The decision, supported by The Humane Society of the United States (HSUS), is big news, since McDonald’s is a major consumer of pork. In addition to their notorious McRib sandwich (offered intermittently these days), many of the chain’s breakfast items contain ham and pork sausage.
Sow gestation stalls are commonplace on factory farms. The pens, typically 2 by 6.5 feet, keep pregnant pigs so tightly contained that they can’t turn around. As of February 2011, Florida, Arizona, Oregon, California and Ohio have banned gestation stalls, and they’re also being phased out in New Zealand and Europe.

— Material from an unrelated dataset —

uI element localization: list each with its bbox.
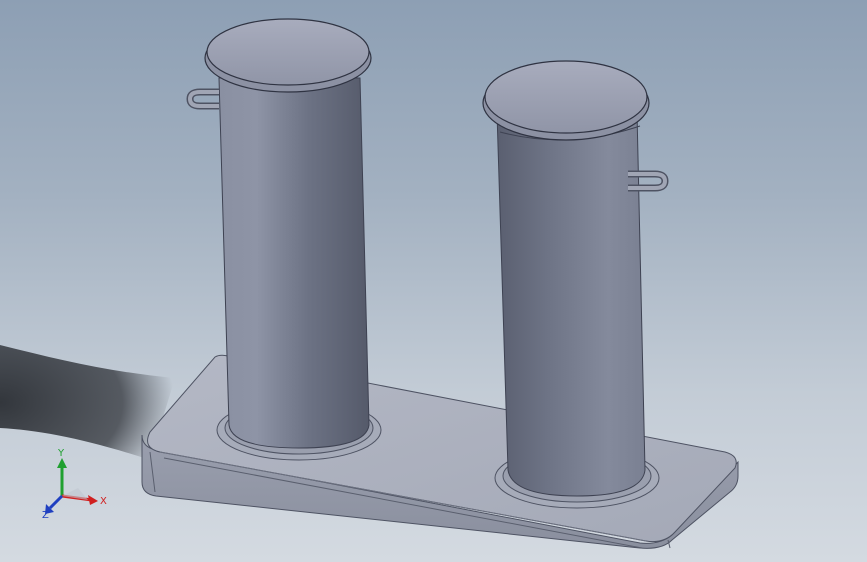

“McDonald's believes gestation stalls are not a sustainable production system for the future,” said Dan Gorsky, senior vice president of McDonald’s North America Supply Chain Management, in a statement. “There are alternatives that we think are better for the welfare of sows.”

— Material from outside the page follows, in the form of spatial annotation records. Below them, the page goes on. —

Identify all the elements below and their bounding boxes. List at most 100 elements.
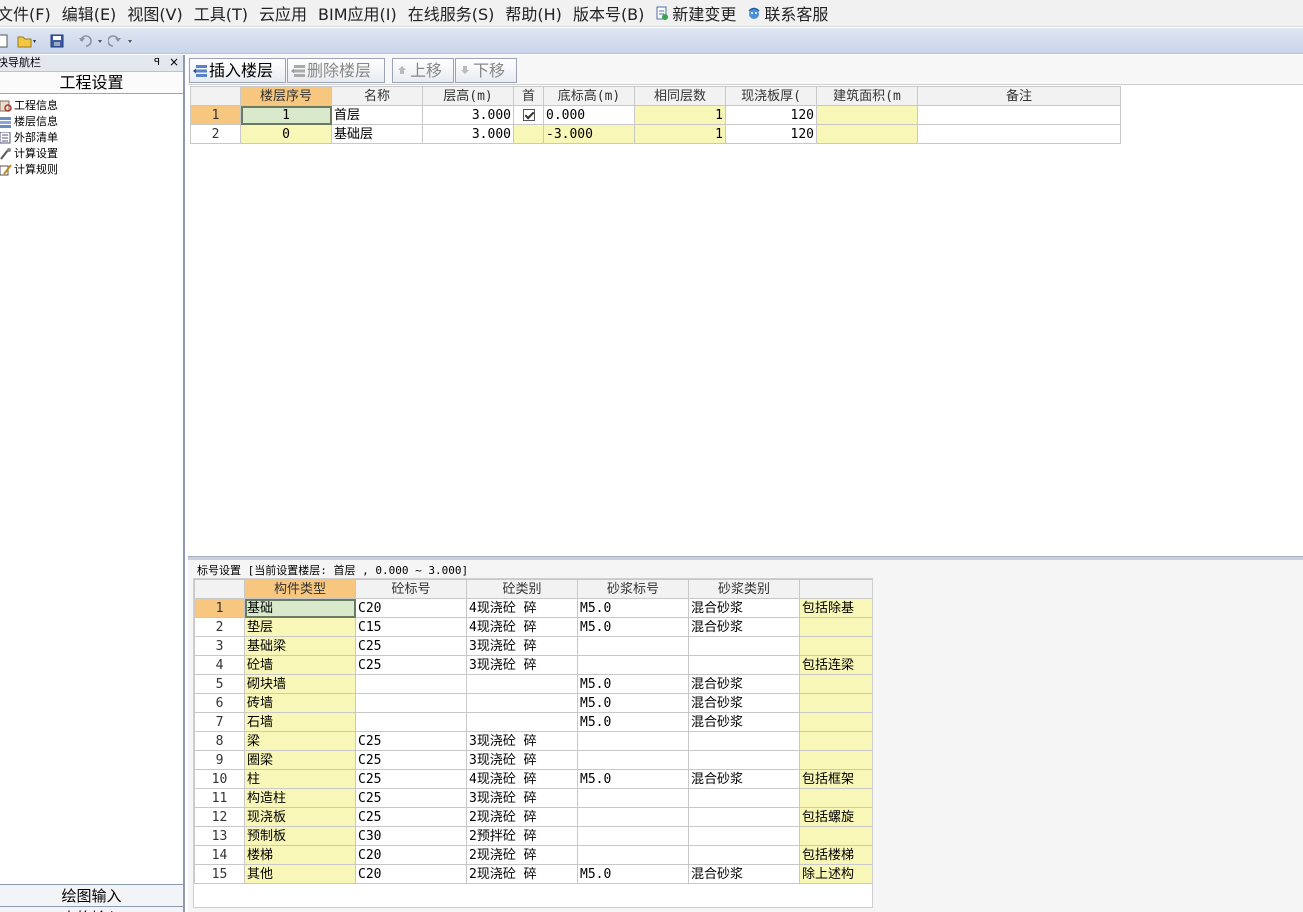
cell-note[interactable]: 包括除基 bbox=[799, 598, 872, 618]
cell-note[interactable]: 包括框架 bbox=[799, 769, 872, 789]
header-cell[interactable]: 现浇板厚( bbox=[725, 86, 817, 106]
row-number[interactable]: 1 bbox=[190, 105, 241, 125]
cell-area[interactable] bbox=[816, 124, 918, 144]
cell-concrete-grade[interactable]: C20 bbox=[355, 864, 467, 884]
row-number[interactable]: 7 bbox=[194, 712, 245, 732]
cell-mortar-category[interactable] bbox=[688, 788, 800, 808]
cell-concrete-grade[interactable]: C20 bbox=[355, 845, 467, 865]
header-cell[interactable]: 备注 bbox=[917, 86, 1121, 106]
cell-mortar-grade[interactable] bbox=[577, 807, 689, 827]
menu-contact-support[interactable]: 联系客服 bbox=[747, 1, 834, 25]
cell-mortar-category[interactable]: 混合砂浆 bbox=[688, 674, 800, 694]
table-row[interactable]: 3 基础梁 C25 3现浇砼 碎 bbox=[194, 636, 872, 656]
table-row[interactable]: 1 基础 C20 4现浇砼 碎 M5.0 混合砂浆 包括除基 bbox=[194, 598, 872, 618]
cell-note[interactable] bbox=[799, 712, 872, 732]
cell-concrete-grade[interactable]: C25 bbox=[355, 750, 467, 770]
table-row[interactable]: 14 楼梯 C20 2现浇砼 碎 包括楼梯 bbox=[194, 845, 872, 865]
cell-bottom-elevation[interactable]: 0.000 bbox=[543, 105, 635, 125]
cell-same-count[interactable]: 1 bbox=[634, 124, 726, 144]
save-icon[interactable] bbox=[50, 34, 64, 48]
cell-same-count[interactable]: 1 bbox=[634, 105, 726, 125]
insert-floor-button[interactable]: 插入楼层 bbox=[189, 58, 286, 83]
cell-concrete-grade[interactable]: C15 bbox=[355, 617, 467, 637]
header-cell[interactable]: 楼层序号 bbox=[240, 86, 332, 106]
cell-mortar-grade[interactable] bbox=[577, 826, 689, 846]
cell-concrete-category[interactable]: 2现浇砼 碎 bbox=[466, 807, 578, 827]
cell-concrete-grade[interactable] bbox=[355, 693, 467, 713]
table-row[interactable]: 8 梁 C25 3现浇砼 碎 bbox=[194, 731, 872, 751]
cell-note[interactable] bbox=[799, 826, 872, 846]
cell-concrete-category[interactable]: 3现浇砼 碎 bbox=[466, 655, 578, 675]
cell-first-floor[interactable] bbox=[513, 124, 544, 144]
table-row[interactable]: 9 圈梁 C25 3现浇砼 碎 bbox=[194, 750, 872, 770]
header-cell[interactable]: 底标高(m) bbox=[543, 86, 635, 106]
cell-concrete-grade[interactable]: C25 bbox=[355, 807, 467, 827]
menu-online-service[interactable]: 在线服务(S) bbox=[408, 1, 501, 25]
pin-icon[interactable]: ꟼ bbox=[154, 55, 160, 71]
cell-concrete-category[interactable] bbox=[466, 693, 578, 713]
cell-note[interactable] bbox=[799, 731, 872, 751]
menu-file[interactable]: 文件(F) bbox=[0, 1, 57, 25]
row-number[interactable]: 12 bbox=[194, 807, 245, 827]
cell-mortar-grade[interactable]: M5.0 bbox=[577, 712, 689, 732]
cell-concrete-category[interactable]: 3现浇砼 碎 bbox=[466, 731, 578, 751]
cell-concrete-grade[interactable] bbox=[355, 712, 467, 732]
delete-floor-button[interactable]: 删除楼层 bbox=[287, 58, 385, 83]
cell-note[interactable] bbox=[917, 105, 1121, 125]
cell-component-type[interactable]: 圈梁 bbox=[244, 750, 356, 770]
menu-version[interactable]: 版本号(B) bbox=[573, 1, 650, 25]
menu-tools[interactable]: 工具(T) bbox=[194, 1, 254, 25]
cell-concrete-grade[interactable]: C25 bbox=[355, 769, 467, 789]
cell-note[interactable] bbox=[917, 124, 1121, 144]
new-file-icon[interactable] bbox=[0, 34, 9, 48]
cell-note[interactable] bbox=[799, 674, 872, 694]
cell-slab-thickness[interactable]: 120 bbox=[725, 124, 817, 144]
row-number[interactable]: 1 bbox=[194, 598, 245, 618]
cell-seq[interactable]: 1 bbox=[240, 105, 332, 125]
menu-bim[interactable]: BIM应用(I) bbox=[318, 1, 403, 25]
cell-mortar-grade[interactable] bbox=[577, 731, 689, 751]
cell-mortar-category[interactable]: 混合砂浆 bbox=[688, 598, 800, 618]
open-folder-icon[interactable] bbox=[17, 34, 37, 48]
cell-concrete-grade[interactable]: C25 bbox=[355, 731, 467, 751]
nav-item-external-list[interactable]: 外部清单 bbox=[0, 130, 58, 146]
cell-component-type[interactable]: 砌块墙 bbox=[244, 674, 356, 694]
close-icon[interactable]: × bbox=[169, 54, 179, 70]
cell-height[interactable]: 3.000 bbox=[422, 124, 514, 144]
cell-mortar-category[interactable] bbox=[688, 750, 800, 770]
row-number[interactable]: 10 bbox=[194, 769, 245, 789]
cell-mortar-category[interactable]: 混合砂浆 bbox=[688, 864, 800, 884]
table-row[interactable]: 11 构造柱 C25 3现浇砼 碎 bbox=[194, 788, 872, 808]
row-number[interactable]: 5 bbox=[194, 674, 245, 694]
row-number[interactable]: 2 bbox=[194, 617, 245, 637]
header-cell[interactable] bbox=[799, 579, 872, 599]
nav-item-calc-rules[interactable]: 计算规则 bbox=[0, 162, 58, 178]
cell-note[interactable] bbox=[799, 617, 872, 637]
cell-concrete-grade[interactable]: C30 bbox=[355, 826, 467, 846]
cell-concrete-grade[interactable]: C20 bbox=[355, 598, 467, 618]
cell-name[interactable]: 首层 bbox=[331, 105, 423, 125]
cell-mortar-category[interactable] bbox=[688, 826, 800, 846]
cell-mortar-grade[interactable]: M5.0 bbox=[577, 617, 689, 637]
row-number[interactable]: 2 bbox=[190, 124, 241, 144]
cell-mortar-grade[interactable]: M5.0 bbox=[577, 674, 689, 694]
cell-note[interactable] bbox=[799, 693, 872, 713]
header-cell[interactable]: 砼标号 bbox=[355, 579, 467, 599]
cell-concrete-category[interactable]: 3现浇砼 碎 bbox=[466, 636, 578, 656]
cell-component-type[interactable]: 梁 bbox=[244, 731, 356, 751]
cell-concrete-category[interactable]: 4现浇砼 碎 bbox=[466, 769, 578, 789]
cell-component-type[interactable]: 其他 bbox=[244, 864, 356, 884]
row-number[interactable]: 13 bbox=[194, 826, 245, 846]
menu-help[interactable]: 帮助(H) bbox=[505, 1, 568, 25]
cell-concrete-category[interactable]: 2现浇砼 碎 bbox=[466, 845, 578, 865]
cell-note[interactable]: 包括连梁 bbox=[799, 655, 872, 675]
cell-component-type[interactable]: 基础 bbox=[244, 598, 356, 618]
cell-mortar-grade[interactable] bbox=[577, 750, 689, 770]
cell-concrete-category[interactable] bbox=[466, 674, 578, 694]
header-cell[interactable]: 砂浆类别 bbox=[688, 579, 800, 599]
cell-concrete-category[interactable]: 4现浇砼 碎 bbox=[466, 617, 578, 637]
header-cell[interactable]: 相同层数 bbox=[634, 86, 726, 106]
cell-note[interactable] bbox=[799, 788, 872, 808]
cell-first-floor[interactable] bbox=[513, 105, 544, 125]
row-number[interactable]: 14 bbox=[194, 845, 245, 865]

“McDonald’s wants to see the end of sow confinement in gestation stalls in our supply chain,” he continued. “We are beginning an assessment with our U.S. suppliers to determine how to build on the work already underway to reach that goal. In May, after receiving our suppliers’ plans, we’ll share results from the assessment and our next steps.”

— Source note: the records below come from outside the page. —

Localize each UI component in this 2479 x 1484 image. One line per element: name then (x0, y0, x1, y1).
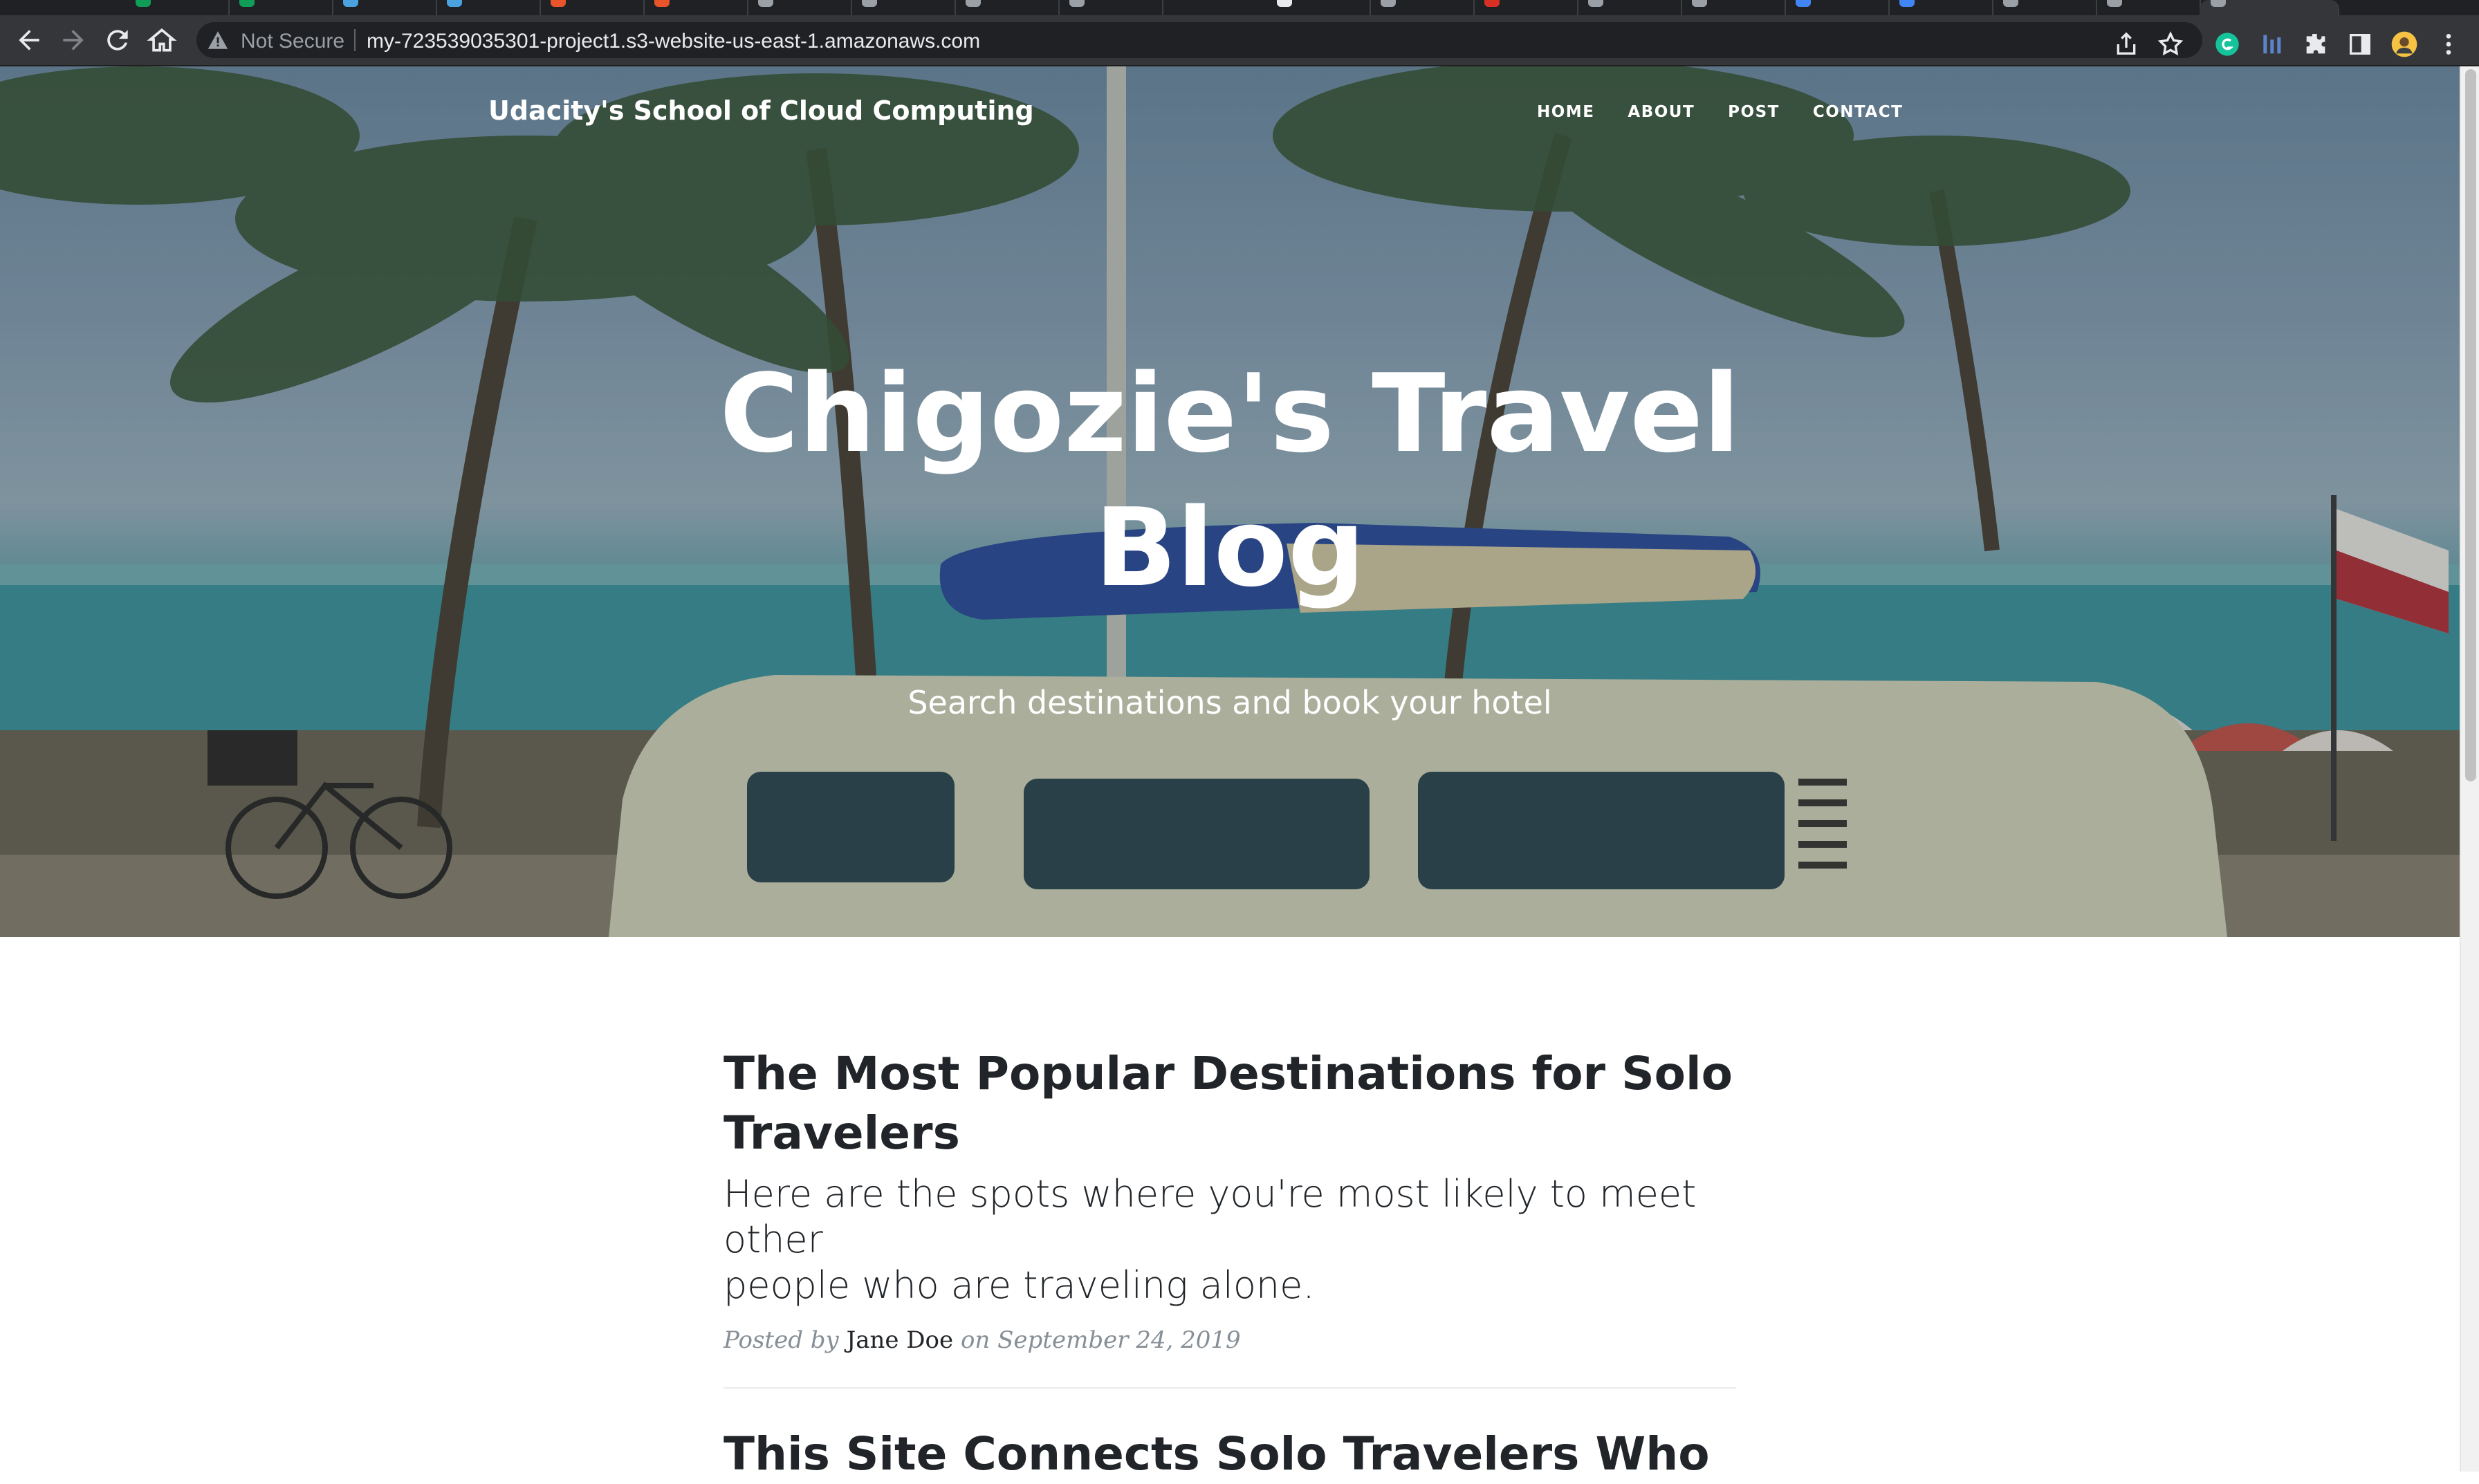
browser-tab[interactable] (332, 0, 437, 15)
forward-button[interactable] (58, 25, 89, 55)
browser-tab[interactable] (1577, 0, 1682, 15)
page-scrollbar[interactable] (2460, 66, 2479, 1472)
address-bar[interactable]: Not Secure my-723539035301-project1.s3-w… (196, 22, 2202, 58)
post-preview: This Site Connects Solo Travelers Who (724, 1425, 1736, 1484)
browser-tab[interactable] (955, 0, 1060, 15)
hero-subtitle: Search destinations and book your hotel (907, 684, 1552, 721)
reload-button[interactable] (102, 25, 133, 55)
browser-tab[interactable] (1992, 0, 2097, 15)
post-author-link[interactable]: Jane Doe (847, 1326, 954, 1354)
tab-strip (0, 0, 2479, 15)
browser-tab[interactable] (125, 0, 230, 15)
post-title-link[interactable]: This Site Connects Solo Travelers Who (724, 1425, 1736, 1484)
bookmark-star-icon[interactable] (2157, 30, 2184, 58)
browser-tab[interactable] (643, 0, 748, 15)
post-list: The Most Popular Destinations for Solo T… (724, 1044, 1736, 1484)
hero-title-line1: Chigozie's Travel (719, 351, 1740, 476)
hero-header: Udacity's School of Cloud Computing HOME… (0, 66, 2460, 937)
browser-tab[interactable] (1785, 0, 1890, 15)
url-text[interactable]: my-723539035301-project1.s3-website-us-e… (367, 30, 980, 53)
home-button[interactable] (147, 25, 177, 55)
more-menu-icon[interactable] (2435, 30, 2462, 58)
post-divider (724, 1387, 1736, 1389)
nav-about[interactable]: ABOUT (1628, 103, 1695, 121)
nav-home[interactable]: HOME (1537, 103, 1594, 121)
site-brand[interactable]: Udacity's School of Cloud Computing (488, 95, 1034, 126)
back-button[interactable] (14, 25, 44, 55)
browser-tab[interactable] (1888, 0, 1993, 15)
browser-tab[interactable] (1266, 0, 1371, 15)
security-label[interactable]: Not Secure (241, 30, 344, 53)
browser-toolbar: Not Secure my-723539035301-project1.s3-w… (0, 15, 2479, 66)
post-meta-prefix: Posted by (724, 1326, 839, 1354)
back-arrow-icon (19, 30, 39, 50)
browser-tab[interactable] (540, 0, 645, 15)
hero-title: Chigozie's Travel Blog (0, 346, 2460, 615)
browser-tab-active[interactable] (2200, 0, 2339, 15)
home-icon (147, 28, 177, 52)
post-meta-date: on September 24, 2019 (960, 1326, 1241, 1354)
browser-tab[interactable] (1473, 0, 1578, 15)
nav-contact[interactable]: CONTACT (1813, 103, 1903, 121)
address-separator (354, 29, 356, 51)
hero-title-line2: Blog (1094, 485, 1365, 611)
post-title-link[interactable]: The Most Popular Destinations for Solo T… (724, 1044, 1736, 1163)
browser-tab[interactable] (851, 0, 956, 15)
post-title-line1[interactable]: The Most Popular Destinations for Solo (724, 1044, 1736, 1104)
profile-avatar-icon[interactable] (2390, 30, 2418, 58)
puzzle-extensions-icon[interactable] (2302, 30, 2330, 58)
browser-tab[interactable] (747, 0, 852, 15)
scrollbar-thumb[interactable] (2465, 69, 2476, 781)
main-nav: HOME ABOUT POST CONTACT (1537, 103, 1936, 121)
post-subtitle-line1[interactable]: Here are the spots where you're most lik… (724, 1171, 1736, 1263)
share-icon[interactable] (2112, 30, 2140, 58)
extension-bars-icon[interactable] (2258, 30, 2285, 58)
post-title-line1[interactable]: This Site Connects Solo Travelers Who (724, 1425, 1736, 1484)
reload-icon (107, 30, 128, 50)
post-subtitle-line2[interactable]: people who are traveling alone. (724, 1263, 1736, 1308)
browser-tab[interactable] (2096, 0, 2201, 15)
post-title-line2[interactable]: Travelers (724, 1104, 1736, 1163)
browser-tab[interactable] (1058, 0, 1163, 15)
browser-tab[interactable] (228, 0, 333, 15)
browser-tab[interactable] (436, 0, 541, 15)
grammarly-extension-icon[interactable] (2213, 30, 2241, 58)
side-panel-icon[interactable] (2346, 30, 2374, 58)
browser-tab[interactable] (1370, 0, 1475, 15)
browser-tab[interactable] (1681, 0, 1786, 15)
nav-post[interactable]: POST (1728, 103, 1780, 121)
warning-icon (208, 31, 228, 49)
post-preview: The Most Popular Destinations for Solo T… (724, 1044, 1736, 1354)
forward-arrow-icon (63, 30, 84, 50)
post-subtitle[interactable]: Here are the spots where you're most lik… (724, 1171, 1736, 1308)
post-meta: Posted by Jane Doe on September 24, 2019 (724, 1326, 1736, 1354)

The HSUS has been riding the fast-food chain hard on this issue, filing a legal complaint against pork producer Smithfield Foods late last year, alleging cruel and unusual treatment of the animals used in the McRib patty production.
“The HSUS has been a long-time advocate for ending the use of gestation crates, and McDonald’s announcement is important and promising,” said Wayne Pacelle, The HSUS’ president and CEO. “All animals deserve humane treatment, including farm animals, and it’s just wrong to immobilize animals for their whole lives in crates barely larger than their bodies.”
Not surprisingly, the decision is backed by animal welfare expert Dr. Temple Grandin: “It takes a thorough plan to address the training of animal handlers, proper feeding systems, and the significant financial investment and logistics involved with such a big change. I’m optimistic about this announcement,” she said.